Based on what you have experienced and what you know, what do you think are the top two or three most important takeaways for individuals who are approaching retirement, doing retirement planning, and about to claim their Social Security?

MARY BETH FRANKLIN

For so many Americans, particularly in this era of disappearing pensions, Social Security may be the only form of guaranteed income they will receive every month for the rest of their lives no matter how long they live. Unlike private pensions, Social Security is adjusted for inflation almost every year. If there's measurable inflation, then Social Security benefits go up. That alone is a critical benefit. It was never meant to be the sole source of your retirement income, however. It's a piece of the retirement income puzzle. It's important for people to look at their other sources of income and see if they can afford to rely on them. For example, tapping your IRA or your 401(k) earlier so you can afford to delay Social Security and benefit from those 8% per year in delayed retirement credits between your full retirement age and age 70.

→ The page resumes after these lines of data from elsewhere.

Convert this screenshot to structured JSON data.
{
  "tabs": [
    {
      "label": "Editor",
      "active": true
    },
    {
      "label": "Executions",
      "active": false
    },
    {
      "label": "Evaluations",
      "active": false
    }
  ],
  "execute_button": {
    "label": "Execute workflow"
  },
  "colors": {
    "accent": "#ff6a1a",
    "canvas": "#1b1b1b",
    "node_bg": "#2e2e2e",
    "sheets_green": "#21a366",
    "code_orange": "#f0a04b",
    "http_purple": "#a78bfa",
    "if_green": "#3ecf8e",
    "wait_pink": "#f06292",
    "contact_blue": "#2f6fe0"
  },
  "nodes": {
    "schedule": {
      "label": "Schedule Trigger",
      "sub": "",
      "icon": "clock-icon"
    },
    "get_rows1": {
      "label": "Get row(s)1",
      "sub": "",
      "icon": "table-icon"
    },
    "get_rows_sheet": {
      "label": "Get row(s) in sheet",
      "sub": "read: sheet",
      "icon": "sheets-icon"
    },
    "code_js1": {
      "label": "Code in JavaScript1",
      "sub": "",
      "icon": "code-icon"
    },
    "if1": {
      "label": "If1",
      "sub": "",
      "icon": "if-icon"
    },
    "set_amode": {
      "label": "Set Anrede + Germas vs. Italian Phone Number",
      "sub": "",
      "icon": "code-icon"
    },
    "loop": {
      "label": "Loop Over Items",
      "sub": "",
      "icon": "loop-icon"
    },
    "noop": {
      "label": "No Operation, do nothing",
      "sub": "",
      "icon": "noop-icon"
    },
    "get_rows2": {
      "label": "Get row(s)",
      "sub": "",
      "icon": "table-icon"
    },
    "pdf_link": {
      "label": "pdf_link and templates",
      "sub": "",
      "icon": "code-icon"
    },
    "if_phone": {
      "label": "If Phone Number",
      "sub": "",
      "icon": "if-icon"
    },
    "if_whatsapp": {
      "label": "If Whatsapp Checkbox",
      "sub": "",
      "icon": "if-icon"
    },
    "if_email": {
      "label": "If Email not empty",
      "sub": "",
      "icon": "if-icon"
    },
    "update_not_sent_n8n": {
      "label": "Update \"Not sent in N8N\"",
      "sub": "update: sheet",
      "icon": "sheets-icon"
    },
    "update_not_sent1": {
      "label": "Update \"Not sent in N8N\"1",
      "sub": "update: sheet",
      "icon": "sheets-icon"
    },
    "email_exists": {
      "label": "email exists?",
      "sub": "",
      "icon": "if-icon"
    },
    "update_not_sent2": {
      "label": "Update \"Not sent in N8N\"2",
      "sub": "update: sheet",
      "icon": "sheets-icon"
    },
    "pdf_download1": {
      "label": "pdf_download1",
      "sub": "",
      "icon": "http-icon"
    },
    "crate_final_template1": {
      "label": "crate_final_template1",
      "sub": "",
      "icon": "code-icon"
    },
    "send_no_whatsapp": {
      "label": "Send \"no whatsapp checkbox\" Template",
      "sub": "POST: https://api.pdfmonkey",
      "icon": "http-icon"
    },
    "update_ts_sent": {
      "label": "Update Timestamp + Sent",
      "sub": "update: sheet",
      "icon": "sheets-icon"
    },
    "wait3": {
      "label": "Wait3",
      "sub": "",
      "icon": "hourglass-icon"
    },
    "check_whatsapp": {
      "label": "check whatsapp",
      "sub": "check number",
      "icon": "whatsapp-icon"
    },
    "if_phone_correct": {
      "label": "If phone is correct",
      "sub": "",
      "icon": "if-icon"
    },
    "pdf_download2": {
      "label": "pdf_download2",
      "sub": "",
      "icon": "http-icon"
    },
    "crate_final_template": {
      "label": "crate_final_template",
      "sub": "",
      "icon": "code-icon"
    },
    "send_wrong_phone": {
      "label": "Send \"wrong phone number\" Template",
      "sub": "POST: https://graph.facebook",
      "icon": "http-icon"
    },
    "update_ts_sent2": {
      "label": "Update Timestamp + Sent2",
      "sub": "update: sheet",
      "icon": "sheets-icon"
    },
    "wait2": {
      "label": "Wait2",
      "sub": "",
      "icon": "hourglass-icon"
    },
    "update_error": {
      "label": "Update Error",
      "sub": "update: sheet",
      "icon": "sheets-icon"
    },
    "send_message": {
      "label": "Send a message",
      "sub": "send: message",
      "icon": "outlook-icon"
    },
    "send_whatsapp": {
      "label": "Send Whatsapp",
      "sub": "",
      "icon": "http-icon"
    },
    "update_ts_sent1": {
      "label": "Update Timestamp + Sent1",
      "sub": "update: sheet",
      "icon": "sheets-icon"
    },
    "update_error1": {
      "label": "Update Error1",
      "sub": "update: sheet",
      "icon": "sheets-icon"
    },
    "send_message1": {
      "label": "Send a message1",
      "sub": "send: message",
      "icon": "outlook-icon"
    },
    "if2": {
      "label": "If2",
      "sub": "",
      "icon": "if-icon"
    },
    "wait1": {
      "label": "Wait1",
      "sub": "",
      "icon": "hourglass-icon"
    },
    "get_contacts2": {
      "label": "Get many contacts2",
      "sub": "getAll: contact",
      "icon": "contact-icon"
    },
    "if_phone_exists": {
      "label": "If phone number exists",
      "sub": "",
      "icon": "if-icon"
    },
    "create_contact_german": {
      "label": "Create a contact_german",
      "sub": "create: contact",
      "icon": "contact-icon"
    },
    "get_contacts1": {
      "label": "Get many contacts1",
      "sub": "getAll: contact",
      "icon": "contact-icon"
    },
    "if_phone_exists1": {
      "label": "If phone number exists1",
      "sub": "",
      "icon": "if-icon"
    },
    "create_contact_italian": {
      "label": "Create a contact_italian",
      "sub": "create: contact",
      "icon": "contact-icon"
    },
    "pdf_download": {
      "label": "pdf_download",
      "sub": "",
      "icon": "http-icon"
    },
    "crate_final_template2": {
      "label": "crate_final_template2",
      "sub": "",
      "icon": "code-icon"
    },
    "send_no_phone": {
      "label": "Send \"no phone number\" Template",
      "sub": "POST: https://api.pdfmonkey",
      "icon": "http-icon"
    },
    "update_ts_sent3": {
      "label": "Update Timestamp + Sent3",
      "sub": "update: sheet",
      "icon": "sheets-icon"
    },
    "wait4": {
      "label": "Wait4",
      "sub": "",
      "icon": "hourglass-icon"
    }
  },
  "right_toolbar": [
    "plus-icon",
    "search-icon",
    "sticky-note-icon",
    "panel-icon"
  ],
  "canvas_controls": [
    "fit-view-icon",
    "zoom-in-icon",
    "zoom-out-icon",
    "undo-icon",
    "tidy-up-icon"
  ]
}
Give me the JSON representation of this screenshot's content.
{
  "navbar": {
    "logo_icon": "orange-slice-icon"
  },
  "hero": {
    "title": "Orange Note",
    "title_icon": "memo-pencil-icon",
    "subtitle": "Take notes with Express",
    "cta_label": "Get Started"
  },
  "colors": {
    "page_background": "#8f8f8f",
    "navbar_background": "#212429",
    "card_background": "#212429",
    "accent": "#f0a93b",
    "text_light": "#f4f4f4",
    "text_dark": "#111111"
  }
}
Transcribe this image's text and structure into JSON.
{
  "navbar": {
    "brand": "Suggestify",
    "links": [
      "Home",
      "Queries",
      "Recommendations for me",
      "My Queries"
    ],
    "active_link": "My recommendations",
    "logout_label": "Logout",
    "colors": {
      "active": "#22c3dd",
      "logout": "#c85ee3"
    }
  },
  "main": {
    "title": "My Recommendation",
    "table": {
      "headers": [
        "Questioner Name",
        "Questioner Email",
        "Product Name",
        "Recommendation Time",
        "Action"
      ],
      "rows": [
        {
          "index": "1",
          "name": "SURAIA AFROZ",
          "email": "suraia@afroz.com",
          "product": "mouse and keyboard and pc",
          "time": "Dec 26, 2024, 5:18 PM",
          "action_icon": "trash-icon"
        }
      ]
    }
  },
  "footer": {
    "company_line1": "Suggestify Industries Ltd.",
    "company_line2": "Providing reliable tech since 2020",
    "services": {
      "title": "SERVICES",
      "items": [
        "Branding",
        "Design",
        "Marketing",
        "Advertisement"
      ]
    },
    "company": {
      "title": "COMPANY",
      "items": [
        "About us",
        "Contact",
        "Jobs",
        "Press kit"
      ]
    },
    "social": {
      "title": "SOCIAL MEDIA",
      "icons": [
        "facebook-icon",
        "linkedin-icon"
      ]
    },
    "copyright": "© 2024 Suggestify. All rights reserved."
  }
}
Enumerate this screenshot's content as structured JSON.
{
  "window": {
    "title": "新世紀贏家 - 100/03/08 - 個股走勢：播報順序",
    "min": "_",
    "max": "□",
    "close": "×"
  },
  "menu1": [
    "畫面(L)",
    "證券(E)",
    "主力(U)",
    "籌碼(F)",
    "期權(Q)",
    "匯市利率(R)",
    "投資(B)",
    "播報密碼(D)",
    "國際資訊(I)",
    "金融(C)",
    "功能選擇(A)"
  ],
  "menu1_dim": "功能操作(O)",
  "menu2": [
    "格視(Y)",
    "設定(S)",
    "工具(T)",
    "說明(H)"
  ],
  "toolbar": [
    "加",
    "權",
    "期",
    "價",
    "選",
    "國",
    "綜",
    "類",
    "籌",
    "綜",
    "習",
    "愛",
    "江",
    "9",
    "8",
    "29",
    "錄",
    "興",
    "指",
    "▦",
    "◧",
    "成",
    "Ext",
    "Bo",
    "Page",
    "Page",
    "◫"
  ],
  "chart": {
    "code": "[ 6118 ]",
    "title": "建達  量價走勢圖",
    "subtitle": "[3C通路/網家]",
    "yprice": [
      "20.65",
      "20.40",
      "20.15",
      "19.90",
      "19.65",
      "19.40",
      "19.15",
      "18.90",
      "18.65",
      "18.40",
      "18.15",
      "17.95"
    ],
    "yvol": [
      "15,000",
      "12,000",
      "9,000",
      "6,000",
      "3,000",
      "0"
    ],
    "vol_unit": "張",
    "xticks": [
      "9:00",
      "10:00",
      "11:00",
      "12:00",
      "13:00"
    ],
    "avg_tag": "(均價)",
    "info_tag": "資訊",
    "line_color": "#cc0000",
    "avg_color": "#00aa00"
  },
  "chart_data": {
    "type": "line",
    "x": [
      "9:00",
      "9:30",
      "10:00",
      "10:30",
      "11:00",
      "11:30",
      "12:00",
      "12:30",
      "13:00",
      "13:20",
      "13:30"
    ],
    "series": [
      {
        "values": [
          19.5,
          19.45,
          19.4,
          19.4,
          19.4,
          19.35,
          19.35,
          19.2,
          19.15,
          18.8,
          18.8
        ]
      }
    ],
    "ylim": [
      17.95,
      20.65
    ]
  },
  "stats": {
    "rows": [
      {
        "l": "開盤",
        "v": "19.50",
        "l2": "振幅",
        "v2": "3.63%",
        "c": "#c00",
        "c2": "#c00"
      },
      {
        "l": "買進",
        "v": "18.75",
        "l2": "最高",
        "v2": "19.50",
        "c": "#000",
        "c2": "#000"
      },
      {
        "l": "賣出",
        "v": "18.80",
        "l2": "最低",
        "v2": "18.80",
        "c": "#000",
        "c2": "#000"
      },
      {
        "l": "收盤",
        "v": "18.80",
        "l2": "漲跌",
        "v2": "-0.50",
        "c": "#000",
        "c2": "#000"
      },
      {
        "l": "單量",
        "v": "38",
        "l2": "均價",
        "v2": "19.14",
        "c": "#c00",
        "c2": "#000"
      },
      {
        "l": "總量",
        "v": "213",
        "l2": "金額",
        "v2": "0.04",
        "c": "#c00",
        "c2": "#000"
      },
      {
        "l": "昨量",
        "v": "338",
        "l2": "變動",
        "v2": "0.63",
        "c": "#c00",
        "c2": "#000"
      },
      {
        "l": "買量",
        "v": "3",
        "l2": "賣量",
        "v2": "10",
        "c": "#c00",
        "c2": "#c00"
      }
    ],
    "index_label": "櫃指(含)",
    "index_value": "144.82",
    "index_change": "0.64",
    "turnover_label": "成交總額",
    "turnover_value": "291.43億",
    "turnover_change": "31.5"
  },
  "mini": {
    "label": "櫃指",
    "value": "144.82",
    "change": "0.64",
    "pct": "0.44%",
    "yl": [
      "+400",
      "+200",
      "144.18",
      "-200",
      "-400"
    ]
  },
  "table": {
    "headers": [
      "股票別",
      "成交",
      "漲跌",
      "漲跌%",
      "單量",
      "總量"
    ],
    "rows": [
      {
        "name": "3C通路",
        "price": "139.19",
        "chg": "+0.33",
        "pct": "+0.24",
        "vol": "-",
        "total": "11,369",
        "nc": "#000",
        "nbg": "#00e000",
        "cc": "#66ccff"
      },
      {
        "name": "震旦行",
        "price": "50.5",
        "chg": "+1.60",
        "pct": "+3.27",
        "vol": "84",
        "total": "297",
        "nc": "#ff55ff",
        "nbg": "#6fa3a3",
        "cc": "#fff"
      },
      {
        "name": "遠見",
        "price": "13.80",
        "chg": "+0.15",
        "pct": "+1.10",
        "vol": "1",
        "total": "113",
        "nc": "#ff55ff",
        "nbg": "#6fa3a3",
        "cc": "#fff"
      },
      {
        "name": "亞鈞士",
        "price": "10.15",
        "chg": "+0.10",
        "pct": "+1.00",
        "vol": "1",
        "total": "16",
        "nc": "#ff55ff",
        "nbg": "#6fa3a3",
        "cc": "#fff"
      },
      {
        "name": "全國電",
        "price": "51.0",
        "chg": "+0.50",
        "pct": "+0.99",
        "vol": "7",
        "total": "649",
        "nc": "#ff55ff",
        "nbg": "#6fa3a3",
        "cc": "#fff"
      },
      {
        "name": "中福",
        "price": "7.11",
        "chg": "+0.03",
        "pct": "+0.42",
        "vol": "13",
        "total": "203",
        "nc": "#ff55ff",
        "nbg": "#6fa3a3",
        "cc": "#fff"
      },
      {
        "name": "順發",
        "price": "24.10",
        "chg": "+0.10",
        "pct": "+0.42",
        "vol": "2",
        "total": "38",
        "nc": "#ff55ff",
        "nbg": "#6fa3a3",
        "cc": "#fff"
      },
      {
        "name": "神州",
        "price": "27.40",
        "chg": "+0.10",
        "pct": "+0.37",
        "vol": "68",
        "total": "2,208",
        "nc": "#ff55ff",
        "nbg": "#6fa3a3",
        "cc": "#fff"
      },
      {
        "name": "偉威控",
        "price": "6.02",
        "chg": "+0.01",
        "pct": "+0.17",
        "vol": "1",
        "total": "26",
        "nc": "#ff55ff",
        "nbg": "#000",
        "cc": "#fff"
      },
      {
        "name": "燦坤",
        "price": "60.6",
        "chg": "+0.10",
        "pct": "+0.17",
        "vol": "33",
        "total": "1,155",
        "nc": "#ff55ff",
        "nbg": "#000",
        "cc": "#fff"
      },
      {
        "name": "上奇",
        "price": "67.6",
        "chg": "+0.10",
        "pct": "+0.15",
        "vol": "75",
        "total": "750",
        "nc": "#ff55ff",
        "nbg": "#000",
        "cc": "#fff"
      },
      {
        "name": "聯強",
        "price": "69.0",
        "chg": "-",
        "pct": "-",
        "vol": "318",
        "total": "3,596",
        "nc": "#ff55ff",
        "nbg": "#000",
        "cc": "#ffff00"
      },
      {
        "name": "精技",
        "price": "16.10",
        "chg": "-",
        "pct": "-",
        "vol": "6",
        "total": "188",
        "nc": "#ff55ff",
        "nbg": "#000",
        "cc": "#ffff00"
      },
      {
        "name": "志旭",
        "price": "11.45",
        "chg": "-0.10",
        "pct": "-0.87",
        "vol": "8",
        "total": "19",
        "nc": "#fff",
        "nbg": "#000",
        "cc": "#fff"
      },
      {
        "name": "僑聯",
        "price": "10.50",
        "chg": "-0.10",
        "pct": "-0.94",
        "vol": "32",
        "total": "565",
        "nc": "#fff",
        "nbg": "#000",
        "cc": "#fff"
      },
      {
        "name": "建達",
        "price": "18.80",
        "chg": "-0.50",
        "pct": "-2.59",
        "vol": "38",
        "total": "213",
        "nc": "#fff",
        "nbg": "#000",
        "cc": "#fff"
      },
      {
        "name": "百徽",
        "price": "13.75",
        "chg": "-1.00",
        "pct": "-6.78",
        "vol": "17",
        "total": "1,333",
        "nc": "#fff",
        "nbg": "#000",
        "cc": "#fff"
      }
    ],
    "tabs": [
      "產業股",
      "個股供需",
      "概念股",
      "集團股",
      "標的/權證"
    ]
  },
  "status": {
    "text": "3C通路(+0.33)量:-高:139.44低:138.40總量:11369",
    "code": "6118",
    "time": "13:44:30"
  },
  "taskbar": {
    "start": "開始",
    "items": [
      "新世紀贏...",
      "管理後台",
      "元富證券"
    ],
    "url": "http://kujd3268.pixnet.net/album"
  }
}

That's critical because we have been living in a virtually zero interest rate environment for more than a decade. Even though there's talk of interest rates generally increasing in the future, there's no place else you can get 8% a year guaranteed in a "risk free investment." For those people who are worried Social Security is going broke and want their benefit as soon as they hit 62, I tell them it doesn’t make sense to claim a reduced benefit early out of fear.

It's like selling your stock portfolio when the market takes a dip. All you guaranteed is a locked-in loss. You need to have a good reason to claim early, like poor health or losing your job. Being scared it might not be there is not a good reason to claim Social Security. Instead, look at how to maximize your benefits because the historical precedent is that Congress seldom changes benefits for existing or near retirees. They tend to give it a long runway for future retirees who are decades away from claiming benefits.

MARTHA SHEDDEN

You’ve shared a lot of valuable information. Thank you!